ARTIKEL MISI: BETAPA INDAHNYA KAKI-KAKI MEREKA YANG DATANG MEMBAWA KABAR BAIK! 
(Roma 10:14-15, AYT Draft)

Kabar Baik (Injil) bukanlah sekadar kabar baik, sebenarnya itu adalah sebuah 
kabar yang luar biasa! Makna yang terdapat dalam kata "Injil" dalam bahasa 
Yunani menunjukkan bahwa kata ini seolah-olah "too good to be true" (terlalu 
indah untuk menjadi kenyataan/mustahil - Red.). Dalam dunia kita, ketika 
sesuatu tampak seperti itu, biasanya memang tak sebagus kelihatannya. Akan 
tetapi, hal ini tidak berlaku bagi Injil Yesus Kristus. Ini adalah kabar yang 
benar dan luar biasa, dan Rasul Paulus mengingatkan kita tentang keindahan dari 
"kaki-kaki mereka yang datang membawa kabar baik" dan mengumumkannya kepada 
dunia.

Di sepanjang Surat Roma, Rasul Paulus menyatakan bahwa Kabar Baik ini adalah 
tentang Yesus Kristus karena memang penyingkapan ini diperolehnya secara 
langsung dari Yesus Kristus. Katanya kepada jemaat di Galatia, 
"Saudara-saudara, aku ingin kamu tahu bahwa Injil yang telah kuberitakan 
bukanlah menurut manusia. Aku tidak menerimanya dari manusia, juga tidak 
diajarkan kepadaku oleh manusia. Aku menerimanya melalui penyataan dari Kristus 
Yesus." (Galatia 1:11-12, AYT Draft). Paulus menulis panjang lebar mengenai 
anugerah Allah yang ditawarkan kepada umat manusia melalui pribadi Yesus 
Kristus yang diberitakan dalam Kabar Baik itu. Paulus hidup dan menyampaikan 
pesan ini karena Injil adalah kuasa Allah untuk keselamatan semua orang yang 
percaya (Roma 1:16). Paulus dikhususkan, dipanggil, dan dipilih untuk menjadi 
pelayan Injil sesuai kehendak Allah. Ini adalah sesuatu yang luar biasa ketika 
Anda menyadari bahwa sebelum pertobatannya, Paulus adalah orang yang memburu 
dan membunuh orang-orang Kristen. Ia menganggap dirinya sebagai orang paling 
berdosa, tetapi setelah ia mengalami kemurahan dan belas kasihan Allah yang 
teramat besar, ia menyadari bahwa hal itu bukanlah sesuatu yang terlalu indah 
untuk menjadi kenyataan. Karena itulah, Paulus dapat berkata, "Sebab, semua 
orang yang berseru dalam nama Tuhan akan diselamatkan" (Roma 10:13, AYT Draft).

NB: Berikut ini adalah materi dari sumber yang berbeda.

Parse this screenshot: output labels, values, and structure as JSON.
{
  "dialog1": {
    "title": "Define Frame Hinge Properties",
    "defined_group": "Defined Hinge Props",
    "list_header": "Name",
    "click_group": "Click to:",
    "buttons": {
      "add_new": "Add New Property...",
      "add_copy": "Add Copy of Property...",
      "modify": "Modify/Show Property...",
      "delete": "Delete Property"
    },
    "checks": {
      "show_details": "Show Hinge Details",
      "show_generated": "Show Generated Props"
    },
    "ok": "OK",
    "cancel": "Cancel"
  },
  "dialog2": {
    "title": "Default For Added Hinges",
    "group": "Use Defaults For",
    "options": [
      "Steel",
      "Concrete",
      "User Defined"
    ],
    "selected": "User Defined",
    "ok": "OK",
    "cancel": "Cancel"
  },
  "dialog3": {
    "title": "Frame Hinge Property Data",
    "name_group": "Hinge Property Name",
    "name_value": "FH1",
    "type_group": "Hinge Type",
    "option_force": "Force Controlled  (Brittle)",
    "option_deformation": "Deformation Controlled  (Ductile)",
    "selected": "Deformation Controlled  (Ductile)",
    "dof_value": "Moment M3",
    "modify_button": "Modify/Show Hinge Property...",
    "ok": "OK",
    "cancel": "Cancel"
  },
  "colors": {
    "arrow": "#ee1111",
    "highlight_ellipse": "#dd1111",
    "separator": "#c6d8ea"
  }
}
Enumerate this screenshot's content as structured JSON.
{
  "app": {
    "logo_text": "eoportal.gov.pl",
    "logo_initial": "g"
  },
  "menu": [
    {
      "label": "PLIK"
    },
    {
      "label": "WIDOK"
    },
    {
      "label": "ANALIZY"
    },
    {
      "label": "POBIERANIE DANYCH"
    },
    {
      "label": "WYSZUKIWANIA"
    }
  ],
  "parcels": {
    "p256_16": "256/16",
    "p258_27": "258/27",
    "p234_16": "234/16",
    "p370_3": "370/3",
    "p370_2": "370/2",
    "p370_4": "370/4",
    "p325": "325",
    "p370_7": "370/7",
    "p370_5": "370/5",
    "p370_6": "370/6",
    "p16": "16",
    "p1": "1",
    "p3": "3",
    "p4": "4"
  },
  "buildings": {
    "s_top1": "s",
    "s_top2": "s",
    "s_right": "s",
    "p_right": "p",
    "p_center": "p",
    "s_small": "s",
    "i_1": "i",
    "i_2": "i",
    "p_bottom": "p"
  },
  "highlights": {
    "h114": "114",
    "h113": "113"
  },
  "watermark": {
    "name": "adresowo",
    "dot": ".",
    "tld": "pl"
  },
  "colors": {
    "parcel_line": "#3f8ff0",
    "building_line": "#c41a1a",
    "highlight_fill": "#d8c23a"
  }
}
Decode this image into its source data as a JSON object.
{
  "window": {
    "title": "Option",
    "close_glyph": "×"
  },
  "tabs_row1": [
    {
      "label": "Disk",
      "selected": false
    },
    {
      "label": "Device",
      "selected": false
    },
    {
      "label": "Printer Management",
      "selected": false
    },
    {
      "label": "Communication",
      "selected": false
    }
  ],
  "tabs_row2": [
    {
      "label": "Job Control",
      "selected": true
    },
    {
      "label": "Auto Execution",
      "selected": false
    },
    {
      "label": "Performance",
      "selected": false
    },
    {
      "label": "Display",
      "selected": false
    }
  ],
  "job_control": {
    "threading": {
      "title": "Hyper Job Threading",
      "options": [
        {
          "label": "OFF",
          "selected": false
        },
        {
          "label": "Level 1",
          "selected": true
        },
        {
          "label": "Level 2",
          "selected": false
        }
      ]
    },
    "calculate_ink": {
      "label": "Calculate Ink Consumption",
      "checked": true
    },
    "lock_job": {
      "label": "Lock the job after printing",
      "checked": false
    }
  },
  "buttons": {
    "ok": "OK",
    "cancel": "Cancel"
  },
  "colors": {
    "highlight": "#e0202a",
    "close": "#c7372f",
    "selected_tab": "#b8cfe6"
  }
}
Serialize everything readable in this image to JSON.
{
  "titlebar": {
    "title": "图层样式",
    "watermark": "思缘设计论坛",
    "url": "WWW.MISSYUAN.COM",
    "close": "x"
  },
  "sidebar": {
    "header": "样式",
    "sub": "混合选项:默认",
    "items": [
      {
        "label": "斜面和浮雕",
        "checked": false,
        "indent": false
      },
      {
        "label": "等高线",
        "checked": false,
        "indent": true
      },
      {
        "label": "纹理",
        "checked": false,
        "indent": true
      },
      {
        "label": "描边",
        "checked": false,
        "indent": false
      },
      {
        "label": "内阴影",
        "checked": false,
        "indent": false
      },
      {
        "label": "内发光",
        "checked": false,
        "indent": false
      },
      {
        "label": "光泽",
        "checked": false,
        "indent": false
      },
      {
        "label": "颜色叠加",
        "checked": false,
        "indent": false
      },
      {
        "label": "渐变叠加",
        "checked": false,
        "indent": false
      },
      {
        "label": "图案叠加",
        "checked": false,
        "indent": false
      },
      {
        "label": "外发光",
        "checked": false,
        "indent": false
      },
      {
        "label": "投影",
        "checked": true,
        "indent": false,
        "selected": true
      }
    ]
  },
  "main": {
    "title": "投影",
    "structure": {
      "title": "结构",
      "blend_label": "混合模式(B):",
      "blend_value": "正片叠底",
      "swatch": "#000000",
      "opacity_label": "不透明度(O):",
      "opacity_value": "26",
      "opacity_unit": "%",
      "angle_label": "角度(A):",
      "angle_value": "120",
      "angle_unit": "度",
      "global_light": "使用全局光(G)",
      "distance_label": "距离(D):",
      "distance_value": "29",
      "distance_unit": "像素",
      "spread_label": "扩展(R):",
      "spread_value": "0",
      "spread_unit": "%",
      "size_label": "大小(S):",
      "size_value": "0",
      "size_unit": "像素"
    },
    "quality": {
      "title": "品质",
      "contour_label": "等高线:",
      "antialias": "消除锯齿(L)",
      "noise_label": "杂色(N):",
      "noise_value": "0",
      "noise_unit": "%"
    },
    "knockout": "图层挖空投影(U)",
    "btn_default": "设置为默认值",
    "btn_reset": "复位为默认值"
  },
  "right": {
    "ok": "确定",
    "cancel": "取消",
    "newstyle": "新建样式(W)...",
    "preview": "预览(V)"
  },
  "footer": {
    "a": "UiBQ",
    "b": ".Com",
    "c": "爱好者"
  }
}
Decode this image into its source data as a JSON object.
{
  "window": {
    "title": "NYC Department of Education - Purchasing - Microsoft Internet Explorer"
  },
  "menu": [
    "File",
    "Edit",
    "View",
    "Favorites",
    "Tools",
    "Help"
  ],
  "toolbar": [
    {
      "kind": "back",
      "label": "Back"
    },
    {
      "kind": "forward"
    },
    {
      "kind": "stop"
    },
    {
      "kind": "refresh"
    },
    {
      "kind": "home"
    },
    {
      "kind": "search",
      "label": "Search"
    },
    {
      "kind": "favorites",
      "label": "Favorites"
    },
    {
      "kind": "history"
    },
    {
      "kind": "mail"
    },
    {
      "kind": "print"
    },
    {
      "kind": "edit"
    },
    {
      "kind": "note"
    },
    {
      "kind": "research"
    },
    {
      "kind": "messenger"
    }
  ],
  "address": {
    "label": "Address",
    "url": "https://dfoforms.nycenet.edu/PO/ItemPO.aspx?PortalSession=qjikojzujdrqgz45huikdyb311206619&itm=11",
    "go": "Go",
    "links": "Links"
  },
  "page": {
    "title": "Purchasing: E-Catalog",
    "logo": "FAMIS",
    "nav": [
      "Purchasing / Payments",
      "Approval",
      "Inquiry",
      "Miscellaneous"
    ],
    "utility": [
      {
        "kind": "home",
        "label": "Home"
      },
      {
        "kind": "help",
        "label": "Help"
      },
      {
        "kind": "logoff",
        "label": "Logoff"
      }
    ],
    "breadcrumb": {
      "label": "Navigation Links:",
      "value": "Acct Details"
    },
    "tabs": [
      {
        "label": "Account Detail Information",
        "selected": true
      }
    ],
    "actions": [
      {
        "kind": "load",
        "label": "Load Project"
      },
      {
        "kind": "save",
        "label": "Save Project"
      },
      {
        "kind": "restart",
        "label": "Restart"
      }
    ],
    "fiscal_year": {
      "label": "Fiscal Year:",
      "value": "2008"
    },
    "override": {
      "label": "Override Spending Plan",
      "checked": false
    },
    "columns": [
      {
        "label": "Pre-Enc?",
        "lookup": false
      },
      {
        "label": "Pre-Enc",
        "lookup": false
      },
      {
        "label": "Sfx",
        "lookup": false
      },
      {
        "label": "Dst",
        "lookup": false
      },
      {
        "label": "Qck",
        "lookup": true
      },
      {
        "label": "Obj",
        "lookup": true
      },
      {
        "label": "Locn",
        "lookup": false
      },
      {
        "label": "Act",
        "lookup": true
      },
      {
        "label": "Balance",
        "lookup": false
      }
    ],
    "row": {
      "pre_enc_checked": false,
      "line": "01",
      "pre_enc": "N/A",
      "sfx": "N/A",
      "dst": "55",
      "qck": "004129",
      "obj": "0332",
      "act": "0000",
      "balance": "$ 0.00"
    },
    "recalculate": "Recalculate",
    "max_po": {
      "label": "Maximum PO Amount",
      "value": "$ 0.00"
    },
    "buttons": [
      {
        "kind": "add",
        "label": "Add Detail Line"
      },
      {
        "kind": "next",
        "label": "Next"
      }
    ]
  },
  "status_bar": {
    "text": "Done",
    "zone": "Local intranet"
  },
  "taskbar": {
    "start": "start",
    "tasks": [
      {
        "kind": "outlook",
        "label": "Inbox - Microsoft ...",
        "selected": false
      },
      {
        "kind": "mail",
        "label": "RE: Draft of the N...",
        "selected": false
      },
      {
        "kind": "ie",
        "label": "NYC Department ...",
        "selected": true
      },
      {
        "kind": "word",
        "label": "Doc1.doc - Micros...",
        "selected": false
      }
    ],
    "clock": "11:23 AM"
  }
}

Dalam bacaan ini (Roma 10:14-15) ini, Rasul Paulus mengingatkan kita bahwa 
Kabar Baik ini harus diterima sebelum kuasanya dapat dirasakan. Seseorang tidak 
dapat menerima hidup yang kekal dari Yesus sebelum mereka percaya kepada-Nya. 
Mereka tidak dapat percaya kepada-Nya sebelum mereka mendengar tentang Dia. 
Dan, mereka tidak dapat mendengar tentang Dia sebelum ada orang yang 
menceritakannya kepada mereka. Setiap orang Kristen perlu diutus terlebih 
dahulu sebelum ada orang yang berseru dalam nama Tuhan dan menerima keselamatan.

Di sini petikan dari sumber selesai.